The Cruel Sea (1953)
Lt. Cmdr. Ericson: [as Narrator] For us the Battle of the Atlantic was becoming a private war. If you were in it, you knew all about it. You knew how to keep watch on filthy nights, and how to go without sleep, how to bury the dead, and how to die without wasting anyone's time.
Tallow: If anyone else makes a noise, I'll have his guts for a necktie.
Capt. Ericson: [opening lines as narrator] This is a story of the Battle of the Atlantic, the story of the ocean, two ships, and a handful of men. The men are the heroes; the heoines the ships. The only villain is the sea, the cruel sea that man has made more cruel.
Capt. Ericson: [after choosing a battle strategy that has cost lives] I had to do it!
Lockhart: Anyway, it's all in the report.
Capt. Ericson: It was my fault!
Lockhart: I... I identified it as a submarine. If anyone murdered those men, I did.
Capt. Ericson: No one murdered them - it's the war, the whole bloody war! We've just got to do these things and say our prayers at the end.
Watts: [repairing the engine] Come to see the fun, sir? It won't be long now.
Morell: Fine, chief, but the captain's a little worried about the noise. Could you do anything to... tone it down a bit?
Watts: Pretty well finished now, sir. We're just flabbin' up the nuts. Could you hear the hammerin' up top?
Morell: Hear it? There were U-boats popping up from miles around complaining about the racket.
Lockhart: Sir, reports from HQ say that there are five U-boats in this area.
Capt. Ericson: Five? It was good of them to tell us!

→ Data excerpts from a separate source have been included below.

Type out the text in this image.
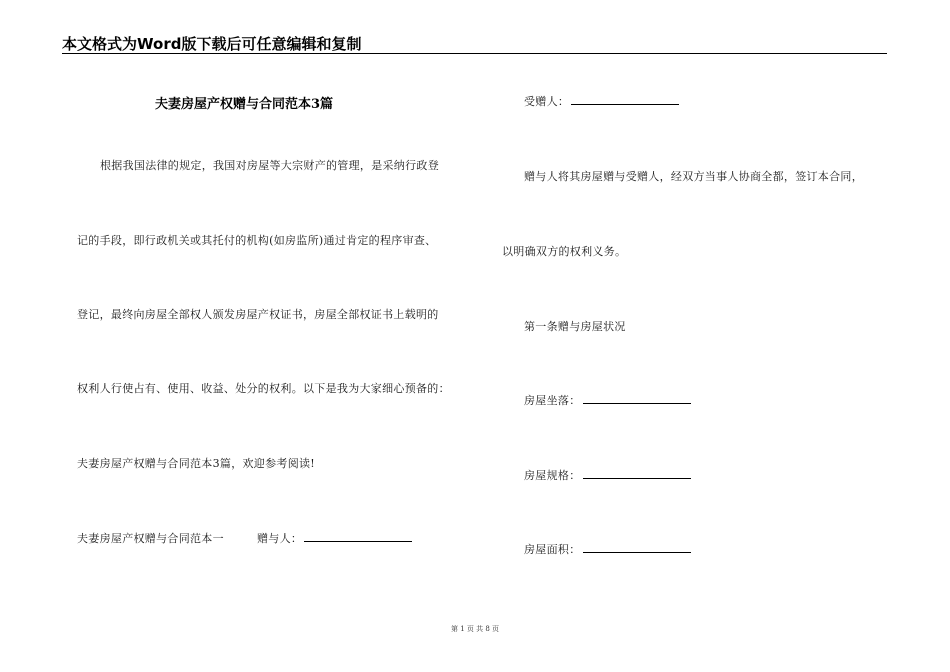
本文格式为Word版下载后可任意编辑和复制
夫妻房屋产权赠与合同范本3篇
根据我国法律的规定，我国对房屋等大宗财产的管理，是采纳行政登
记的手段，即行政机关或其托付的机构(如房监所)通过肯定的程序审查、
登记，最终向房屋全部权人颁发房屋产权证书，房屋全部权证书上载明的
权利人行使占有、使用、收益、处分的权利。以下是我为大家细心预备的：
夫妻房屋产权赠与合同范本3篇，欢迎参考阅读!
夫妻房屋产权赠与合同范本一	赠与人：
受赠人：
赠与人将其房屋赠与受赠人，经双方当事人协商全都，签订本合同，
以明确双方的权利义务。
第一条赠与房屋状况
房屋坐落：
房屋规格：
房屋面积：
第 1 页 共 8 页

Lockhart: [Later that evening] Now they say there are nine U-boats operating around this area.
Capt. Ericson: Nine? Good grief, we must be very popular this evening!
Lockhart: [at the mess table] Getting rattled, John?
Morell: Well, whatever we do, these damn U-boats seem to get through the screen every time. We lost almost half our convoy and an escort and are almost two days from Gibralter.
[he gags with disgust;]
Morell: It's an odd thing to think if nothing else happens, this is probably the worst convoy in the history of sea warfare.
Lockhart: [trying to be comforting] Something to tell your grandchildren.
Morell: Yes, indeed, in fact, if you can guarantee I will have grandchildren, I shall recover my spirits immediately.
Baker: But how can he guarantee you'll have grandchildren?
Morell: [angrily] Well, if they're as stupid as you are, I hope I don't have any!
Baker: [taken aback at the outburst] Oh, I say...
Baker: [he eats without further response]
Bennett: And I'm the First Lieutenant - I do all the work around here!
Morell: Whether this war is long or short, it's going to seem long, don't you think?
Capt. Ericson: For us the Battle of the Atlantic was becoming a private war. If you were in it, you knew all about it. You knew how to keep watch on filthy nights, and how to go without sleep, how to bury the dead, and how to die without wasting anyone's time.
Norwegian Captain: You are thinking about the men in the water? The men you had to kill?
Capt. Ericson: The men I had to kill.
French Captain: It was necessary to do it.
Norwegian Captain: It is war. There is no blame. But there may be thoughts.
French Captain: Naturally there may be thoughts.
Norwegian Captain: And for thoughts, there is gin.